Monday, Sep. 12, 1927

At Buffalo

Half a century old, the American Bar Association convened last week at Buffalo; heard itself praised extravagantly by Commerce Minister Maurice Bokanowski of France and George K. Montgomery, staff-bearer of the Montreal bar; took satisfaction from the presidential address of Charles S. Whitman, one- time (1915-18) Governor of New York; and settled to its business.

President Whitman's satisfying speech traced the Association's history from its founding at Saratoga, N. Y., by a small group of men who saw that the nation's legal thought would need guidance; mentioned the understandings reached at conferences between the Association and the American Federation of Labor, looking toward the settlement of interstate industrial disputes; praised the Federal Radio Commission for "diligence and intelligence."

Chiefs. The Lord Chief Justice of England was present, the Rt. Hon. Sir Gordon Hewart, Baron Hewart of Bury. Mr. Chief Justice William Howard Taft of the U. S. Supreme Court introduced him. Lord Chief Justice Hewart denounced bureaucracy in government and then, once a newspaperman himself, loudly decried current tendencies in the press as menaces to society even graver than Communist propaganda. Chief Justice Taft courteously and instructively surveyed the English origins of U. S. law.

Oil. Secretary Hubert S. Work of the U. S. Department of the Interior asked the Association's mineral law section to urge the next Congress to legislate to conserve U. S. petroleum and gas resources, now being wasted through too much competition. Henry L. Doherty seconded Mr. Work, offering a brief for Federal adoption or promotion of the pool plan of conservation introduced last spring in the Seminole, Okla., field (TIME, May 23). James A. Veasey, counsel for the Carter Oil Co. at Tulsa, Okla., submitted that, though the industry is now overproduced and demoralized, it can right itself; Federal control would be unconstitutional.

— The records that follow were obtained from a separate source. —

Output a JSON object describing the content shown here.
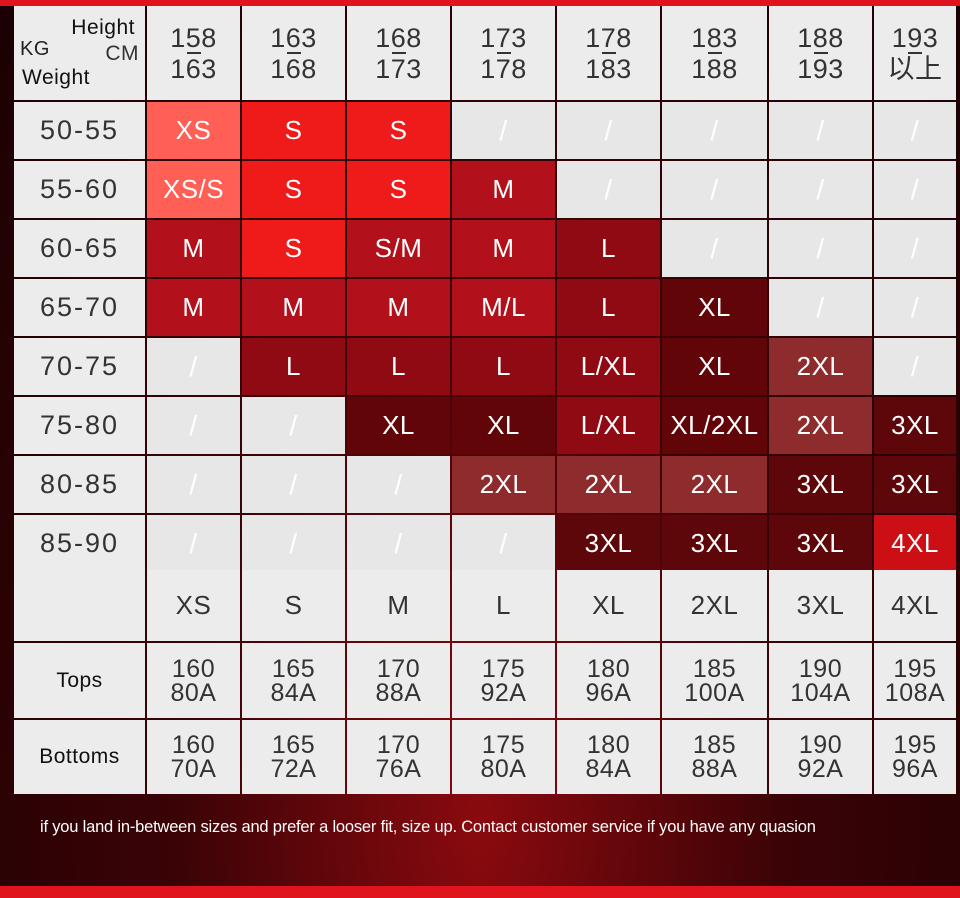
{
  "size_chart": {
    "corner": {
      "height_label": "Height",
      "kg_label": "KG",
      "cm_label": "CM",
      "weight_label": "Weight"
    },
    "height_ranges": [
      {
        "from": "158",
        "to": "163"
      },
      {
        "from": "163",
        "to": "168"
      },
      {
        "from": "168",
        "to": "173"
      },
      {
        "from": "173",
        "to": "178"
      },
      {
        "from": "178",
        "to": "183"
      },
      {
        "from": "183",
        "to": "188"
      },
      {
        "from": "188",
        "to": "193"
      },
      {
        "from": "193",
        "to": "以上"
      }
    ],
    "rows": [
      {
        "weight": "50-55",
        "cells": [
          "XS",
          "S",
          "S",
          "/",
          "/",
          "/",
          "/",
          "/"
        ]
      },
      {
        "weight": "55-60",
        "cells": [
          "XS/S",
          "S",
          "S",
          "M",
          "/",
          "/",
          "/",
          "/"
        ]
      },
      {
        "weight": "60-65",
        "cells": [
          "M",
          "S",
          "S/M",
          "M",
          "L",
          "/",
          "/",
          "/"
        ]
      },
      {
        "weight": "65-70",
        "cells": [
          "M",
          "M",
          "M",
          "M/L",
          "L",
          "XL",
          "/",
          "/"
        ]
      },
      {
        "weight": "70-75",
        "cells": [
          "/",
          "L",
          "L",
          "L",
          "L/XL",
          "XL",
          "2XL",
          "/"
        ]
      },
      {
        "weight": "75-80",
        "cells": [
          "/",
          "/",
          "XL",
          "XL",
          "L/XL",
          "XL/2XL",
          "2XL",
          "3XL"
        ]
      },
      {
        "weight": "80-85",
        "cells": [
          "/",
          "/",
          "/",
          "2XL",
          "2XL",
          "2XL",
          "3XL",
          "3XL"
        ]
      },
      {
        "weight": "85-90",
        "cells": [
          "/",
          "/",
          "/",
          "/",
          "3XL",
          "3XL",
          "3XL",
          "4XL"
        ]
      }
    ],
    "cell_colors": {
      "xs": "#ff5f55",
      "s": "#ef1b1b",
      "m": "#b2101a",
      "l": "#8f0a12",
      "xl": "#620509",
      "2xl": "#8e2b2c",
      "3xl": "#5e070a",
      "4xl": "#cc0f14"
    }
  },
  "spec_table": {
    "sizes": [
      "XS",
      "S",
      "M",
      "L",
      "XL",
      "2XL",
      "3XL",
      "4XL"
    ],
    "tops_label": "Tops",
    "tops": [
      {
        "h": "160",
        "code": "80A"
      },
      {
        "h": "165",
        "code": "84A"
      },
      {
        "h": "170",
        "code": "88A"
      },
      {
        "h": "175",
        "code": "92A"
      },
      {
        "h": "180",
        "code": "96A"
      },
      {
        "h": "185",
        "code": "100A"
      },
      {
        "h": "190",
        "code": "104A"
      },
      {
        "h": "195",
        "code": "108A"
      }
    ],
    "bottoms_label": "Bottoms",
    "bottoms": [
      {
        "h": "160",
        "code": "70A"
      },
      {
        "h": "165",
        "code": "72A"
      },
      {
        "h": "170",
        "code": "76A"
      },
      {
        "h": "175",
        "code": "80A"
      },
      {
        "h": "180",
        "code": "84A"
      },
      {
        "h": "185",
        "code": "88A"
      },
      {
        "h": "190",
        "code": "92A"
      },
      {
        "h": "195",
        "code": "96A"
      }
    ]
  },
  "footer_note": "if you land in-between sizes and prefer a looser fit, size up. Contact customer service if you have any quasion",
  "theme": {
    "accent": "#e0141c",
    "background": "#3a0306",
    "panel": "#ececec"
  }
}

Firearms. The National Association of Attorneys General passed a resolution asking the President to call a conference of state governors to regulate the use of firearms. The same body was asked to resolve, but did not, in commendation of Massachusetts' conduct of the Sacco-Vanzetti case.

"Weakest Link." Ill in Yonkers, N. Y., unable to attend, Samuel Untermyer, fiery Manhattan counselor, wrote a letter for President Whitman to read aloud. ". . . The administration of justice, which

I think we will all agree is the crucial test of a given state of civilization, is with us the weakest link in our chain of government. . . ." Mr. Untermyer then suggested spurs to "leaden-footed" U. S. justice--assessing dishonest litigants more heavily, taking action against perjurers.

Crime. State Senator Caleb H. Baumes of New York stated the view of crime which underlies the drastic criminal code written by him and lately enacted in his state. "Crime as a problem is mainly concerned with the hardened repeater ... an organized business comparing favorably with the methods employed by our best concerns. . . . The modern bandit shows no mercy whatsoever. . . . These Baumes laws have been passed in order to put real backbone into the work of the judiciary."

Justice Frederick E. Crane of the New York Court of Appeals elaborated the view that punishment of criminals should take the form of compulsory restitution to society of whatever the criminals have taken from society. "When a man has killed another, why should the widow be left to starve when this man, under the law, might be compelled to provide a living? . . ."

Air Law. The Association resolved, on a motion by Chester Welde Cuthell, chairman of its committee on air law that Congress should legislate to give the U. S. Department of Commerce authority to regulate transoceanic flights, in which more than two dozen lives have been lost this year, at a great cost to aviation's prestige and to agencies that must hunt for lost flyers. Secretary

William P. MacCracken Jr. of the Aeronautical Bureau of the Department of Commerce, also secretary of the American Bar Association, said his Department would gladly undertake whatever regulatory powers Congress might confer but added, ". . . Adoption of regulations will not end the loss of life in these pioneering enterprises."

Other Business. The Association voted: to incorporate itself in Illinois; to continue working for a constitutional amendment changing the inauguration date of U. S. presidents from March 4 to January 1, and fixing the opening of Congress on that day also; to restrict use of the title "attorney" to persons actually admitted to the bar."

Elections. To succeed President Whitman, the Association unanimously elected Silas Hardy Strawn, potent Chicago corporation lawyer, lately a presidential emissary to war-tangled China. Secretary Mac-Cracken and Treasurer John H. Voorhees of Sioux Falls, S. Dak., were reelected.